Wood Mackenzie’s latest study collates oil production data from over 10,000 fields and calculates the cash operating costs – identifying the price at which the fields turn cash negative, and the volume of oil production associated with this price level.
Mr Williams continues: “Since the drop in oil prices from late 2014, there have been relatively few production shut-ins with less than 0.1% of global production halted so far – around 100,000 b/d globally.”
So why aren’t producers turning off the taps? Robert Plummer, Vice President of investment research at Wood Mackenzie explains: “Being cash negative simply means that production costs are higher than the price that the producer receives and does not necessarily mean that production will be halted altogether. Curtailed budgets have slowed investment which will reduce future volumes, but there is little evidence of production shut-ins for economic reasons.
“Given the cost of restarting production, many producers will continue to take the loss in the hope of a rebound in prices. In terms of our current oil price forecast, we have recently revised our annual average to $41 per barrel for Brent in 2016. The operator’s first response is usually to store production in the hope that the oil can be sold when the price recovers. For others the decision to halt production is more complex and we expect that volumes are more likely to be impacted where mechanical or maintenance issues arise and operators can’t rationalise further investment at current prices,” Mr Plummer adds.
The areas hardest hit are Canada onshore and oil sands, conventional US Onshore projects and some aging UK North Sea fields. Wood Mackenzie attributes the hit on Canadian production from oil sands and conventional onshore to high costs and distance from market place. There have also been production shut-in from US ‘stripper’ wells (onshore, ultra-low output wells) and in the North Sea, where some operators have prematurely ceased production of aged fields.
Mr Plummer elaborates: “At a Brent oil price of US$35, Canada has 2.2 million b/d of production which has a negative cash operating cost – predominantly from oil sands and small producing conventional wells in Alberta and British Colombia.
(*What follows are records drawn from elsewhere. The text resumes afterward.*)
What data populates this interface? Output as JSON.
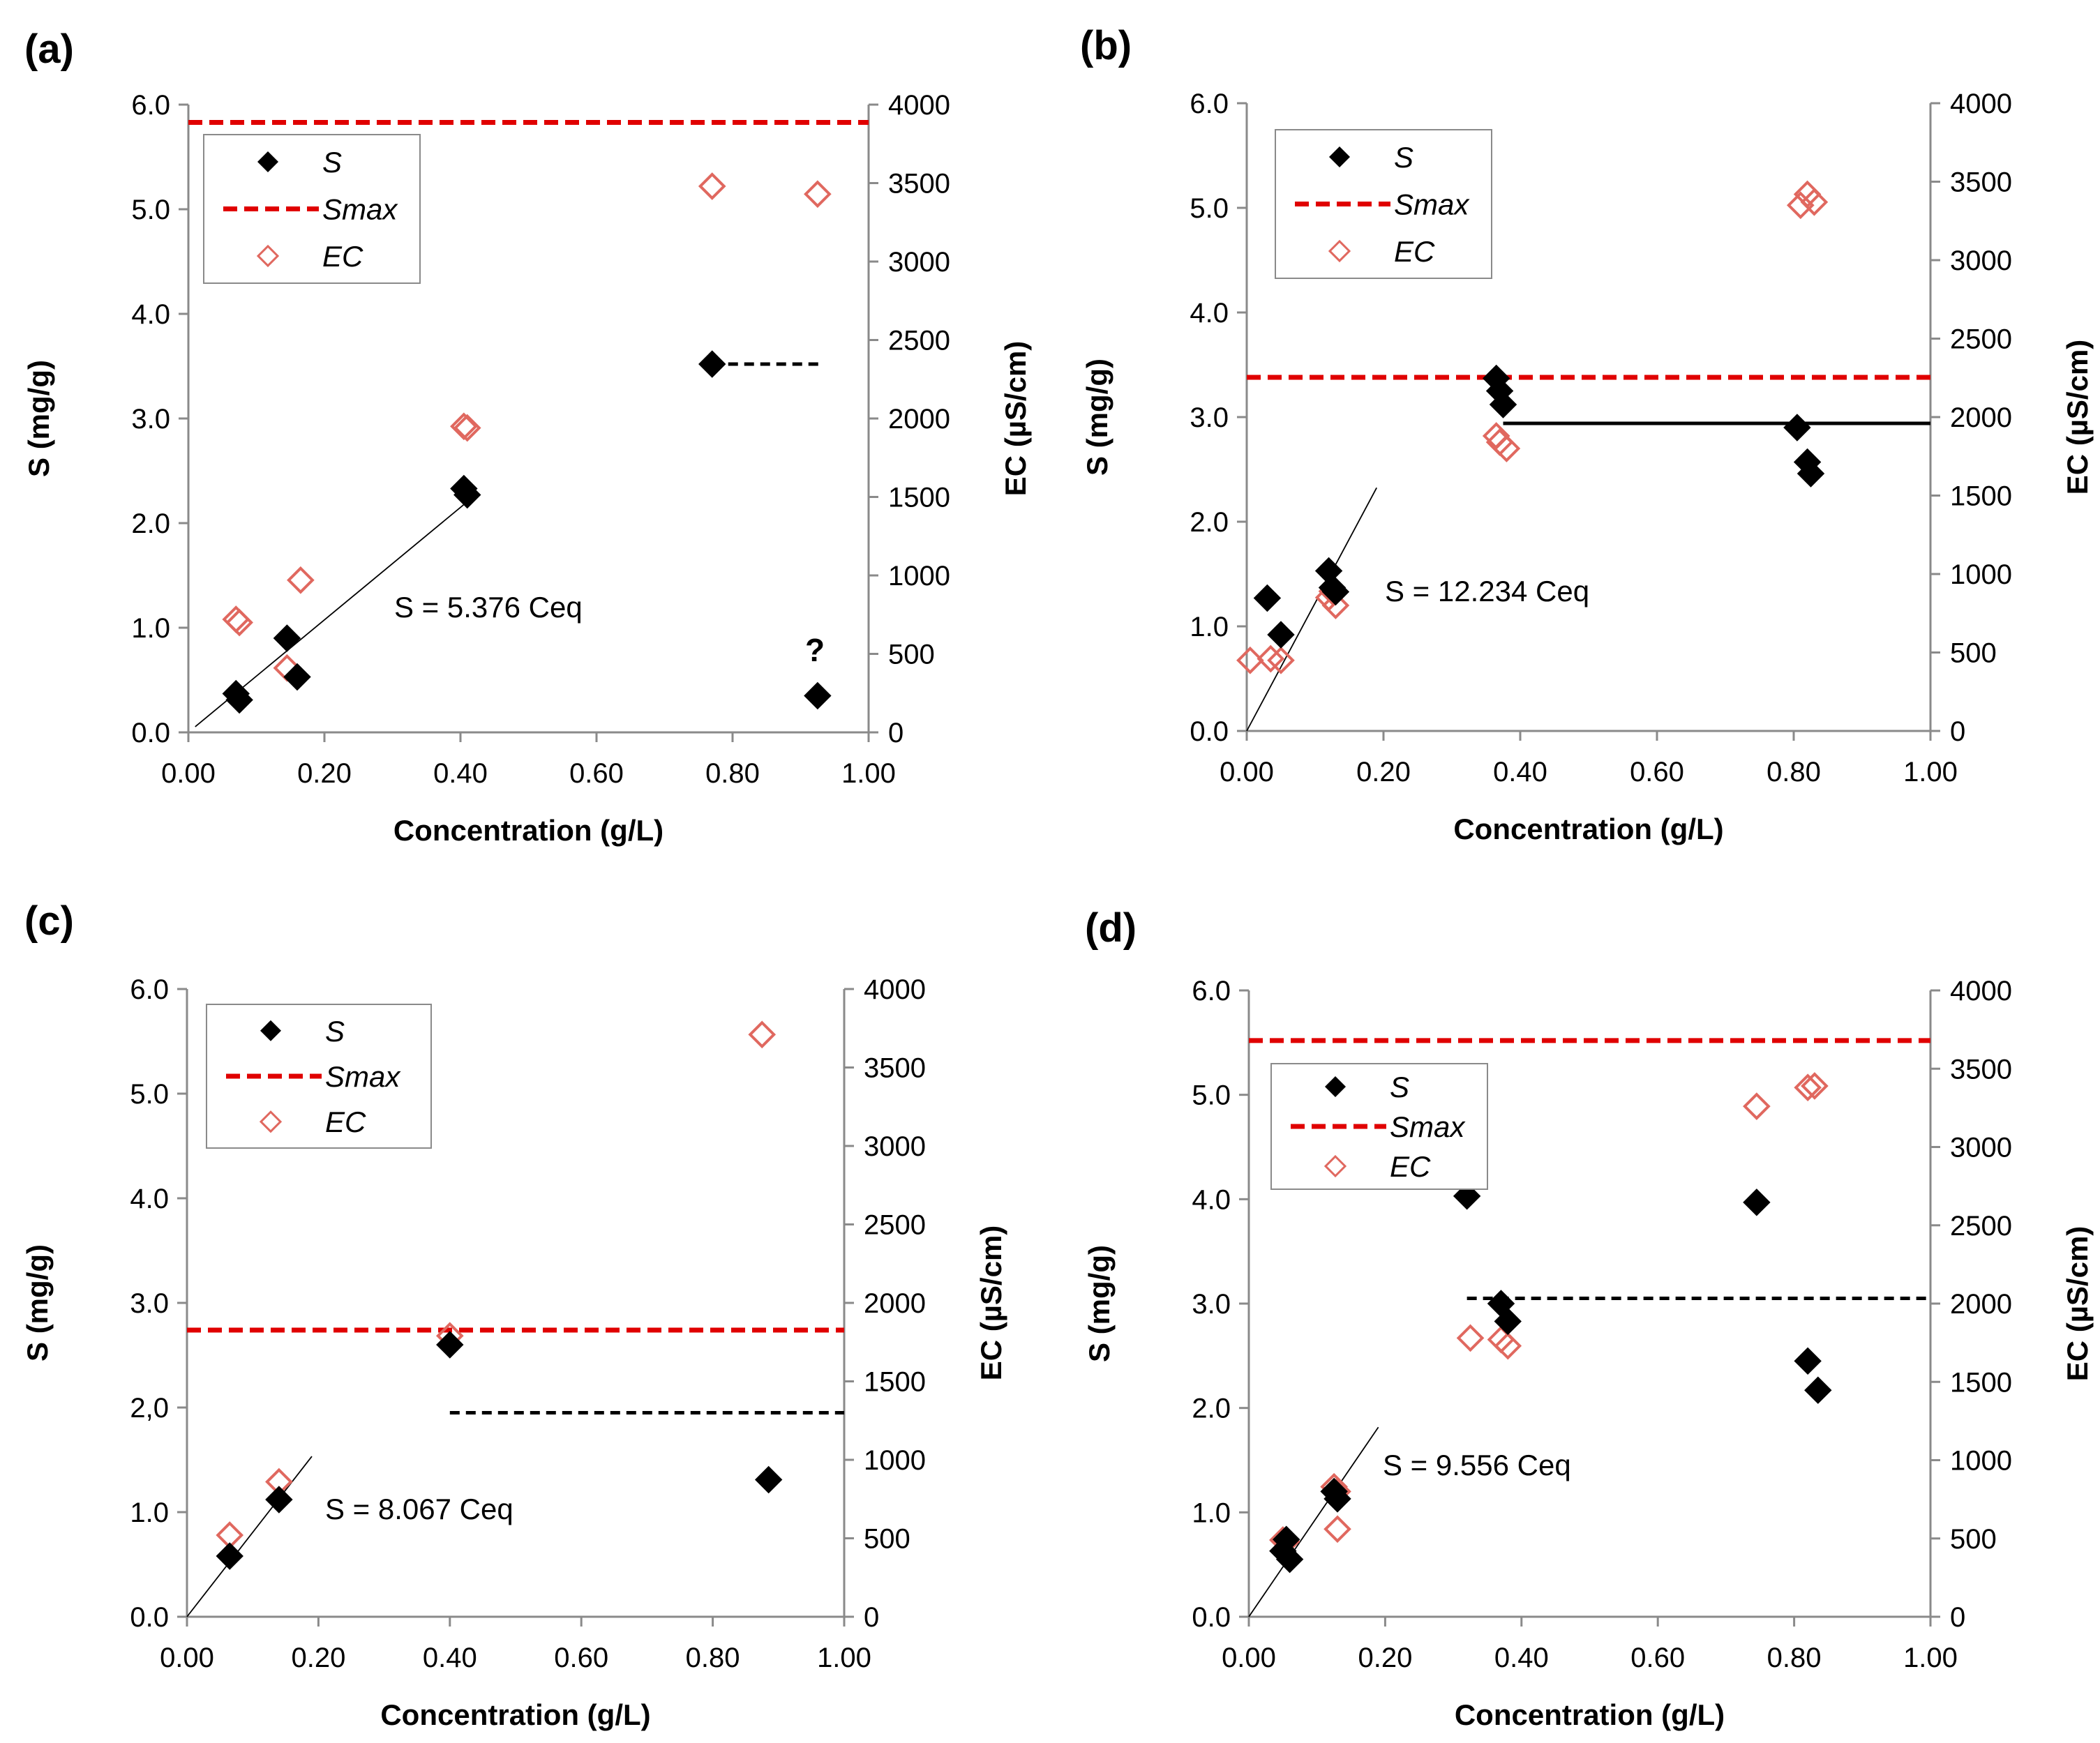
{
  "chart_data": [
    {
      "id": "a",
      "type": "scatter",
      "panel_label": "(a)",
      "xlabel": "Concentration (g/L)",
      "ylabel": "S (mg/g)",
      "y2label": "EC (µS/cm)",
      "xlim": [
        0,
        1
      ],
      "ylim": [
        0,
        6
      ],
      "y2lim": [
        0,
        4000
      ],
      "x_ticks": [
        "0.00",
        "0.20",
        "0.40",
        "0.60",
        "0.80",
        "1.00"
      ],
      "y_ticks": [
        "0.0",
        "1.0",
        "2.0",
        "3.0",
        "4.0",
        "5.0",
        "6.0"
      ],
      "y2_ticks": [
        "0",
        "500",
        "1000",
        "1500",
        "2000",
        "2500",
        "3000",
        "3500",
        "4000"
      ],
      "legend": [
        "S",
        "Smax",
        "EC"
      ],
      "S": [
        [
          0.07,
          0.37
        ],
        [
          0.075,
          0.31
        ],
        [
          0.145,
          0.9
        ],
        [
          0.16,
          0.53
        ],
        [
          0.405,
          2.33
        ],
        [
          0.41,
          2.27
        ],
        [
          0.77,
          3.52
        ],
        [
          0.925,
          0.35
        ]
      ],
      "EC": [
        [
          0.07,
          720
        ],
        [
          0.075,
          700
        ],
        [
          0.145,
          410
        ],
        [
          0.165,
          970
        ],
        [
          0.405,
          1950
        ],
        [
          0.41,
          1940
        ],
        [
          0.77,
          3480
        ],
        [
          0.925,
          3430
        ]
      ],
      "smax": 5.83,
      "plateau": {
        "x0": 0.77,
        "x1": 0.93,
        "y": 3.52,
        "style": "dashed"
      },
      "fit": {
        "x0": 0.01,
        "x1": 0.42,
        "slope": 5.376
      },
      "fit_label": "S = 5.376 Ceq",
      "annotation": "?"
    },
    {
      "id": "b",
      "type": "scatter",
      "panel_label": "(b)",
      "xlabel": "Concentration (g/L)",
      "ylabel": "S (mg/g)",
      "y2label": "EC (µS/cm)",
      "xlim": [
        0,
        1
      ],
      "ylim": [
        0,
        6
      ],
      "y2lim": [
        0,
        4000
      ],
      "x_ticks": [
        "0.00",
        "0.20",
        "0.40",
        "0.60",
        "0.80",
        "1.00"
      ],
      "y_ticks": [
        "0.0",
        "1.0",
        "2.0",
        "3.0",
        "4.0",
        "5.0",
        "6.0"
      ],
      "y2_ticks": [
        "0",
        "500",
        "1000",
        "1500",
        "2000",
        "2500",
        "3000",
        "3500",
        "4000"
      ],
      "legend": [
        "S",
        "Smax",
        "EC"
      ],
      "S": [
        [
          0.03,
          1.27
        ],
        [
          0.05,
          0.92
        ],
        [
          0.12,
          1.53
        ],
        [
          0.125,
          1.37
        ],
        [
          0.13,
          1.33
        ],
        [
          0.365,
          3.37
        ],
        [
          0.37,
          3.25
        ],
        [
          0.375,
          3.12
        ],
        [
          0.805,
          2.9
        ],
        [
          0.82,
          2.57
        ],
        [
          0.825,
          2.46
        ]
      ],
      "EC": [
        [
          0.005,
          450
        ],
        [
          0.035,
          460
        ],
        [
          0.05,
          450
        ],
        [
          0.12,
          850
        ],
        [
          0.125,
          890
        ],
        [
          0.13,
          800
        ],
        [
          0.365,
          1880
        ],
        [
          0.37,
          1840
        ],
        [
          0.38,
          1800
        ],
        [
          0.81,
          3350
        ],
        [
          0.82,
          3420
        ],
        [
          0.83,
          3370
        ]
      ],
      "smax": 3.38,
      "plateau": {
        "x0": 0.375,
        "x1": 1.0,
        "y": 2.94,
        "style": "solid"
      },
      "fit": {
        "x0": 0.0,
        "x1": 0.19,
        "slope": 12.234
      },
      "fit_label": "S = 12.234 Ceq"
    },
    {
      "id": "c",
      "type": "scatter",
      "panel_label": "(c)",
      "xlabel": "Concentration (g/L)",
      "ylabel": "S (mg/g)",
      "y2label": "EC (µS/cm)",
      "xlim": [
        0,
        1
      ],
      "ylim": [
        0,
        6
      ],
      "y2lim": [
        0,
        4000
      ],
      "x_ticks": [
        "0.00",
        "0.20",
        "0.40",
        "0.60",
        "0.80",
        "1.00"
      ],
      "y_ticks": [
        "0.0",
        "1.0",
        "2,0",
        "3.0",
        "4.0",
        "5.0",
        "6.0"
      ],
      "y2_ticks": [
        "0",
        "500",
        "1000",
        "1500",
        "2000",
        "2500",
        "3000",
        "3500",
        "4000"
      ],
      "legend": [
        "S",
        "Smax",
        "EC"
      ],
      "S": [
        [
          0.065,
          0.58
        ],
        [
          0.14,
          1.12
        ],
        [
          0.4,
          2.6
        ],
        [
          0.885,
          1.31
        ]
      ],
      "EC": [
        [
          0.065,
          520
        ],
        [
          0.14,
          860
        ],
        [
          0.4,
          1790
        ],
        [
          0.875,
          3710
        ]
      ],
      "smax": 2.74,
      "plateau": {
        "x0": 0.4,
        "x1": 1.0,
        "y": 1.95,
        "style": "dashed"
      },
      "fit": {
        "x0": 0.0,
        "x1": 0.19,
        "slope": 8.067
      },
      "fit_label": "S = 8.067 Ceq"
    },
    {
      "id": "d",
      "type": "scatter",
      "panel_label": "(d)",
      "xlabel": "Concentration (g/L)",
      "ylabel": "S (mg/g)",
      "y2label": "EC (µS/cm)",
      "xlim": [
        0,
        1
      ],
      "ylim": [
        0,
        6
      ],
      "y2lim": [
        0,
        4000
      ],
      "x_ticks": [
        "0.00",
        "0.20",
        "0.40",
        "0.60",
        "0.80",
        "1.00"
      ],
      "y_ticks": [
        "0.0",
        "1.0",
        "2.0",
        "3.0",
        "4.0",
        "5.0",
        "6.0"
      ],
      "y2_ticks": [
        "0",
        "500",
        "1000",
        "1500",
        "2000",
        "2500",
        "3000",
        "3500",
        "4000"
      ],
      "legend": [
        "S",
        "Smax",
        "EC"
      ],
      "S": [
        [
          0.05,
          0.63
        ],
        [
          0.055,
          0.74
        ],
        [
          0.06,
          0.55
        ],
        [
          0.125,
          1.2
        ],
        [
          0.13,
          1.13
        ],
        [
          0.32,
          4.03
        ],
        [
          0.37,
          3.0
        ],
        [
          0.38,
          2.83
        ],
        [
          0.745,
          3.97
        ],
        [
          0.82,
          2.45
        ],
        [
          0.835,
          2.17
        ]
      ],
      "EC": [
        [
          0.05,
          490
        ],
        [
          0.055,
          480
        ],
        [
          0.125,
          830
        ],
        [
          0.13,
          800
        ],
        [
          0.13,
          560
        ],
        [
          0.325,
          1780
        ],
        [
          0.37,
          1770
        ],
        [
          0.38,
          1730
        ],
        [
          0.745,
          3260
        ],
        [
          0.82,
          3380
        ],
        [
          0.83,
          3390
        ]
      ],
      "smax": 5.52,
      "plateau": {
        "x0": 0.32,
        "x1": 1.0,
        "y": 3.05,
        "style": "dashed"
      },
      "fit": {
        "x0": 0.0,
        "x1": 0.19,
        "slope": 9.556
      },
      "fit_label": "S = 9.556 Ceq"
    }
  ]
}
Venezuela is second with 230,000 b/d from its heavy oil fields, followed by the UK with 220,000 b/d.”
Mr Williams adds in closing: “In the past year we have seen a significant lowering of production costs in the US, which has resulted in only 190,000 b/d being cash negative at a Brent price of US$35. In fact, the biggest reductions have been from tight oil, the majority of which only becomes cash negative at Brent prices well-below US$30/bbl.”